Coordinating Minister for the economy and Minister of Finance, Dr. Ngozi Okonjo-Iweala

Coordinating Minister for the economy and Minister of Finance, Dr. Ngozi Okonjo-Iweala
| credits: File copy

Despite calls by economists for the country to reduce its external debt profile, figures from the Debt Management Office show that it rose by $143m in the first quarter of 2013 to $6.67bn from $6.527bn at the end of last year.

It rose consistently throughout 2012. For instance, as of March 31, 2012, it stood at $5.91bn; by June 31, 2012, it rose to $6.03bn, edging higher to $6.3bn by September 31 before closing the year at $6.527bn.

The development caused analysts, including the Governor of the Central Bank of Nigeria, Mr. Lamido Sanusi, to warn that it was not in the nation’s best interest.

In December 2012, at the Honorary International Investment Council Conference in London, Sanusi argued that if the existing level of borrowing from big nations continued, the huge debt profile would place “undue burden on posterity.”

“We are borrowing more money today at a higher interest rate, while leaving the heavy debt burden for our children and grandchildren,” he had said.

In December, the total external debt stood at $6.53bn; and despite promises by the Federal Government to slash it, it had continued to rise.

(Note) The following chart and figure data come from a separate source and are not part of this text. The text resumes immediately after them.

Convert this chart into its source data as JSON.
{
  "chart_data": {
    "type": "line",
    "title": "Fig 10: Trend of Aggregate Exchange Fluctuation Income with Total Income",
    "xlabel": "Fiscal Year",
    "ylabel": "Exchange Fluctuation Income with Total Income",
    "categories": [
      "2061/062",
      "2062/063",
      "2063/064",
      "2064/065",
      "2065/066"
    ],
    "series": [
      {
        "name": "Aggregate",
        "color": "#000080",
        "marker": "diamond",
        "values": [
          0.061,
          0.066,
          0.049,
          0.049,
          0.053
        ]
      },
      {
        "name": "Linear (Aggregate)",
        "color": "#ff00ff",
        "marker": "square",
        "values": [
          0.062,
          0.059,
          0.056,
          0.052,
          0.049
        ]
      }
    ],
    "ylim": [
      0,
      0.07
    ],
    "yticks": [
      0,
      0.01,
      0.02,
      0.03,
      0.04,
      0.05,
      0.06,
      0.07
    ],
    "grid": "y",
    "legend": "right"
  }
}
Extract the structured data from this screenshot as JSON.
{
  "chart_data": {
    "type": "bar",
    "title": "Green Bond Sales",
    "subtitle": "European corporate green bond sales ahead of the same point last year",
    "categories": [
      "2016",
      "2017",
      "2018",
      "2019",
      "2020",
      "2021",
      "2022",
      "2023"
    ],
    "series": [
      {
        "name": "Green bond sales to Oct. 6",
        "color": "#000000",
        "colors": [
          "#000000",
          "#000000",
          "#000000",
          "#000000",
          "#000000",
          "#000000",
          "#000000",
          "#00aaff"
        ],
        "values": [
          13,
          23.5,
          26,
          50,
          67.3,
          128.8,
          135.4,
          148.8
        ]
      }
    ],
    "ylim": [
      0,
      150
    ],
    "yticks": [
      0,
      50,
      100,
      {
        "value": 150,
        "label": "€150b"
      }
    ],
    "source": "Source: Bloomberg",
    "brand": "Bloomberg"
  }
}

In spite of the calls for caution, data obtained from the DMO website on Sunday showed that in one year, March 31, 2012 to March 31, 2013, the country’s external debt rose by $758.32m.

Speaking in Lagos in March this year, the Minister of State for Finance, Dr. Yerima Ngama, had said Nigeria would slash its domestic debt, which had been a source of concern for economists.

Ngama, who disclosed that it cost the government N699bn to service the debt in 2012, attributed the planned slashing to the move to reduce the debt to double-digit interest rates.

While there has been no success in reducing the external debt, the DMO data for the first quarter of 2013 showed that the government, however, reduced its domestic stock by N44.2bn during the period.

As of December 31, 2012, the Federal Government’s domestic debt stock was N6.537tn with FGN bonds accounting for 62.41 per cent (N4.08tn) of the figure, while Treasury Bills and Treasury Bonds accounted for 32.47 per cent (N2.12tn) and 5.12 per cent (N334.56bn), respectively.

Latest data from the DMO, however, showed that as of March 31, 2013, the government’s domestic debt stock was N6.493tn.

A breakdown of the data, which was posted on the DMO website, indicates that FGN Bonds at N3.82tn now accounts for 58.84 per cent of the debt, while Treasury Bills (N2.34tn) and Treasury Bonds (N334bn) accounts for 36.01 per cent and 5.15 per cent of the amount, respectively.